Wenige Sekunden später finde ich mich in einem leeren Patientenzimmer wieder.

"Warum zur Hölle willst du dich scheiden lassen?"

"Unsere Ehe ist eine Katastrophe. Ich glaube, dass wir uns nicht mehr lieben. Wir streiten nur und die Situation ist für alle unerträglich."

Fast schon enttäuscht sieht Tobias mich an. Er stemmt die Hände in die Hüften.

"Wenn du jemanden liebst, hörst du damit nicht einfach auf. Nie. Ihr müsst doch zusammenhalten, Melissa."

"Aber was ist, wenn wir das nicht mehr können? Ich kann das einfach nicht mehr. Ich hasse das Leben, welches ich führe."

Ich hatte es zuvor nie so ausgedrückt. Nicht einmal den Gedanken hatte ich mir erlaubt. Aber es stimmt und die Tatsache, dass es stimmt treibt mir die Tränen in die Augen. Ich liebe meine Kinder. Ich liebe auch meinen Mann. Das Haus, die Arbeit. Aber irgendetwas daran stört mich.

Tobias kommt ein paar Schritte auf mich zu und schließt mich in seine Arme.

"Dich gehen zu lassen", sagt er leise, "war das schwerste was ich in meinem Leben tun musste. Lass Alex nicht gehen. Halte deine Familie zusammen."

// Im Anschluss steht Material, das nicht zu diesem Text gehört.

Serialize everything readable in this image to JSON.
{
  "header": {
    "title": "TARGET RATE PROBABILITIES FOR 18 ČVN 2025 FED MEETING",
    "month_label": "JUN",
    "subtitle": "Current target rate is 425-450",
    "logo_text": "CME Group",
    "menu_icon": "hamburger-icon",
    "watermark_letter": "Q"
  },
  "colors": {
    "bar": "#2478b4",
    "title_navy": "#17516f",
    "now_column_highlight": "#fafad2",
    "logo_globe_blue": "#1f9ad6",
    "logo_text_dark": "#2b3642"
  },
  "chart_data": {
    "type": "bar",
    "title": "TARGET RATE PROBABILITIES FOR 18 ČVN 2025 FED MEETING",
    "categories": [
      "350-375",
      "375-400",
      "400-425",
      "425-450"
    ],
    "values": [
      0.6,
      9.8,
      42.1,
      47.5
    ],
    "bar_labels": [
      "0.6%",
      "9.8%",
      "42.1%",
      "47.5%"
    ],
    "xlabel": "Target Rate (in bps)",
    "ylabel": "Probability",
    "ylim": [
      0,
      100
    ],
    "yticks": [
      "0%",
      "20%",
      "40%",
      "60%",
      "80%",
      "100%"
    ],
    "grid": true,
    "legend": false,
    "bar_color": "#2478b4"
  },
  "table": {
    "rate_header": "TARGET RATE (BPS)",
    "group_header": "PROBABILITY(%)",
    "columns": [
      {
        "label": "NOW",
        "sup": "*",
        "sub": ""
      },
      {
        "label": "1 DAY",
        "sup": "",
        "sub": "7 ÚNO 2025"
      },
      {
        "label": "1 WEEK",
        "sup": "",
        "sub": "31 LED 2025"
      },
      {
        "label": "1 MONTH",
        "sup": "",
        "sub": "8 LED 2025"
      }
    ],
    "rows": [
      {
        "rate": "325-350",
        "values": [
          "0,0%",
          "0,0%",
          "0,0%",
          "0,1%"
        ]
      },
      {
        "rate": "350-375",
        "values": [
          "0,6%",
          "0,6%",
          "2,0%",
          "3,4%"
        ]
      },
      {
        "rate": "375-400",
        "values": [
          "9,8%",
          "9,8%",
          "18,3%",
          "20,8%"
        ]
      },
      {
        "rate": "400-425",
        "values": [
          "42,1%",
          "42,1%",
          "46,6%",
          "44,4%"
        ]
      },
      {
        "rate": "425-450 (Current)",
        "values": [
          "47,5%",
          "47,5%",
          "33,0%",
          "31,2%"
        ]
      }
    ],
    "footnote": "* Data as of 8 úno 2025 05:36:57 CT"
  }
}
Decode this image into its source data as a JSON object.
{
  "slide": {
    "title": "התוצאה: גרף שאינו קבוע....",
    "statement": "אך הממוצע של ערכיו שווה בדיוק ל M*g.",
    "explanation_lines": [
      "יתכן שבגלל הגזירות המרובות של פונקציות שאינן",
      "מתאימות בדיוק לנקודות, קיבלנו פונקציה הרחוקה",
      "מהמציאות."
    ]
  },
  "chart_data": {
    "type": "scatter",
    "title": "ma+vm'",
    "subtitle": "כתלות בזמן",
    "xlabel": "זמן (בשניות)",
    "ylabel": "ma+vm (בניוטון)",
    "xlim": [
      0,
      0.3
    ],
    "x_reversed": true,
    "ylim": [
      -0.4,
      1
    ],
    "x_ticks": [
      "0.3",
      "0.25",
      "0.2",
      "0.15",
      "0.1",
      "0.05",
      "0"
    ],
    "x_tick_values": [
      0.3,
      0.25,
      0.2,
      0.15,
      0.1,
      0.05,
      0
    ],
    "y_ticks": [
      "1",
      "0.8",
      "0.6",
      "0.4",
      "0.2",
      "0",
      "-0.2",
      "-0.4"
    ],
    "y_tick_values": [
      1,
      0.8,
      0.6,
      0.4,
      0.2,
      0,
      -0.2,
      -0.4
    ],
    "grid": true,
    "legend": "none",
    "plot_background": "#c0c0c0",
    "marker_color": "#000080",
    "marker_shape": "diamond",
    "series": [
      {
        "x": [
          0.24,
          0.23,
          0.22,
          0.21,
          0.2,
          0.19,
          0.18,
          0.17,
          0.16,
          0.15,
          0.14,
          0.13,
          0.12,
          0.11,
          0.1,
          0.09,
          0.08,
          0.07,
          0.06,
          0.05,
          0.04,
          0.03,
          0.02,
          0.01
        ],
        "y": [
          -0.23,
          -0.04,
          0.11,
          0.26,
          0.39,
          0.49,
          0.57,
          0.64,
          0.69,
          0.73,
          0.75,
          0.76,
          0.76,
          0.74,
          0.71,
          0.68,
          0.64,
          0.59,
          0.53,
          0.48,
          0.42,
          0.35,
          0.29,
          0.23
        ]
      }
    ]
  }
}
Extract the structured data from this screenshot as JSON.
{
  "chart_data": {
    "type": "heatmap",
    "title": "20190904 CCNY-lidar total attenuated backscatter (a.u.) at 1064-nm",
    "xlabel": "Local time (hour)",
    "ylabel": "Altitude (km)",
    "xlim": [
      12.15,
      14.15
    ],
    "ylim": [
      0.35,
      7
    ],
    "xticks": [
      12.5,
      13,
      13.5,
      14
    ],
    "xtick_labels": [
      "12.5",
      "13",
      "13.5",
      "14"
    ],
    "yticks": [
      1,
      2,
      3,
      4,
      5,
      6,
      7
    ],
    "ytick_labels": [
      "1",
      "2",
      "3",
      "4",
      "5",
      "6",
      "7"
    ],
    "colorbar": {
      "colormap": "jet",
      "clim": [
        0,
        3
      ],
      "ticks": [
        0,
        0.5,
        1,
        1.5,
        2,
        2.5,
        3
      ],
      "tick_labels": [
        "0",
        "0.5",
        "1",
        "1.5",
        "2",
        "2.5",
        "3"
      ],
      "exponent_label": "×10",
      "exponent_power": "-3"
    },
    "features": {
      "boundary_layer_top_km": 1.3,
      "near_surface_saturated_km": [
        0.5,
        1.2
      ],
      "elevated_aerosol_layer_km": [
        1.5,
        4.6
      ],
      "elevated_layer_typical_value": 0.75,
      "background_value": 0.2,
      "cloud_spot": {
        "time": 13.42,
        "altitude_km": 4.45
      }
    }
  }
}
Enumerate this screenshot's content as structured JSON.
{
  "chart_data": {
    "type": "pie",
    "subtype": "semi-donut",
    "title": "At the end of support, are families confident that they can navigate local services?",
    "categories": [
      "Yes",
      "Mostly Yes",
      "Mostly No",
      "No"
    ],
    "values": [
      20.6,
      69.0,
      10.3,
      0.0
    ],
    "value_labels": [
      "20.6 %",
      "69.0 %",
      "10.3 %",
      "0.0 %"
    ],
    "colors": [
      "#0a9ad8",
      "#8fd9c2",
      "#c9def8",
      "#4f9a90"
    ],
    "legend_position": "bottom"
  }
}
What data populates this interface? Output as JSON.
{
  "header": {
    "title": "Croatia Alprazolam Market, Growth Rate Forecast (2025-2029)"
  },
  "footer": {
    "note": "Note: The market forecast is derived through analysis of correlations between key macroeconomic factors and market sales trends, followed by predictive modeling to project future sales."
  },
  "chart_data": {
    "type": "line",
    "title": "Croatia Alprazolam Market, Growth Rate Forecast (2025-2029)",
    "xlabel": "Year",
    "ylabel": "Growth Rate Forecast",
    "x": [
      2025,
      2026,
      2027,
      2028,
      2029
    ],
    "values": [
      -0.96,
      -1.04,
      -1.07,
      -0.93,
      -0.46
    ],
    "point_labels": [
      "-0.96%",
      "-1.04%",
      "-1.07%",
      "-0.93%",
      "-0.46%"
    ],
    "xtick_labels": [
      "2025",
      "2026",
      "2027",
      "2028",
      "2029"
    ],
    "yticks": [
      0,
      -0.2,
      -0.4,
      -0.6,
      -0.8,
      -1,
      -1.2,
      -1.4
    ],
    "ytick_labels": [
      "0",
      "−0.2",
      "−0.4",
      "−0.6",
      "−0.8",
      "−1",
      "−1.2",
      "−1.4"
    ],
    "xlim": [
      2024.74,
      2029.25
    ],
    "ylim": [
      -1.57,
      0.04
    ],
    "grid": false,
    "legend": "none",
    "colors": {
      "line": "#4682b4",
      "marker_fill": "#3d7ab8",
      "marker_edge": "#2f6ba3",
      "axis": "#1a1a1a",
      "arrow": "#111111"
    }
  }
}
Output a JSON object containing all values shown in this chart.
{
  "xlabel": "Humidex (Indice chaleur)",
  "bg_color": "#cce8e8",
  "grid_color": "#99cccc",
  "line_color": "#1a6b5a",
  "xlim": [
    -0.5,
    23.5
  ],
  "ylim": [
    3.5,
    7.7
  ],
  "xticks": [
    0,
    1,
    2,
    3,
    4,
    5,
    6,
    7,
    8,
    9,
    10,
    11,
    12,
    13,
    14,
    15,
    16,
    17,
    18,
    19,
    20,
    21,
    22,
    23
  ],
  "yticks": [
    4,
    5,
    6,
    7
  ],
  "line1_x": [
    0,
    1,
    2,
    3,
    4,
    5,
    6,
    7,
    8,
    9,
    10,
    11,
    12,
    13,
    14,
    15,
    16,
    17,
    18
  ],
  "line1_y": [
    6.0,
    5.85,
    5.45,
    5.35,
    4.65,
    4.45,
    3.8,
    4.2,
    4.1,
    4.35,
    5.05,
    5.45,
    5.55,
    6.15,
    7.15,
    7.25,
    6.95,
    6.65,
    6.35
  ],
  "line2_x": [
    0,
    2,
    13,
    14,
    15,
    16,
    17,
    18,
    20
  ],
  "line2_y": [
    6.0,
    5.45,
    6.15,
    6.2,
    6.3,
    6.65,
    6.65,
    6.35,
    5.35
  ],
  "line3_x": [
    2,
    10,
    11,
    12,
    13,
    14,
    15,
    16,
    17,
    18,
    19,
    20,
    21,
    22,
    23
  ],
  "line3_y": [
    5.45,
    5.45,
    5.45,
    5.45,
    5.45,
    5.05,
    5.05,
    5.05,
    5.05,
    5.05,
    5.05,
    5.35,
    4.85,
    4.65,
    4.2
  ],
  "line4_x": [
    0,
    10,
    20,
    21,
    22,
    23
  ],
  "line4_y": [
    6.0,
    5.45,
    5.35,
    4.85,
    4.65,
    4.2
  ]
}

Ich will noch etwas erwidern. Ich will ihm sagen, dass es nicht so einfach ist. Dass ich meine Familie nicht zusammenhalten kann, dass ich die Kraft dazu einfach nicht mehr besitze. Aber die Tür des Zimmers öffnet sich. Ruckartig fahren wir auseinander.

"Hier steckt ihr.", sagt Hannah außer Atem. "Ihr sollt in die Notaufnahme. Eine Gruppe von Schülern war in einen Unfall verwickelt."

Schnell machen wir uns auf dem Weg.  Kurz sehe ich Alex, aber er kümmert sich um jemand anderen. Es ist eine Möglichkeit, dem Drama um mich herum für ein paar Stunden zu entgehen. Ich kann einfach ich selbst sein und tun was ich liebe. An diesem Tag würde ich das Krankenhaus am liebsten gar nicht mehr verlassen.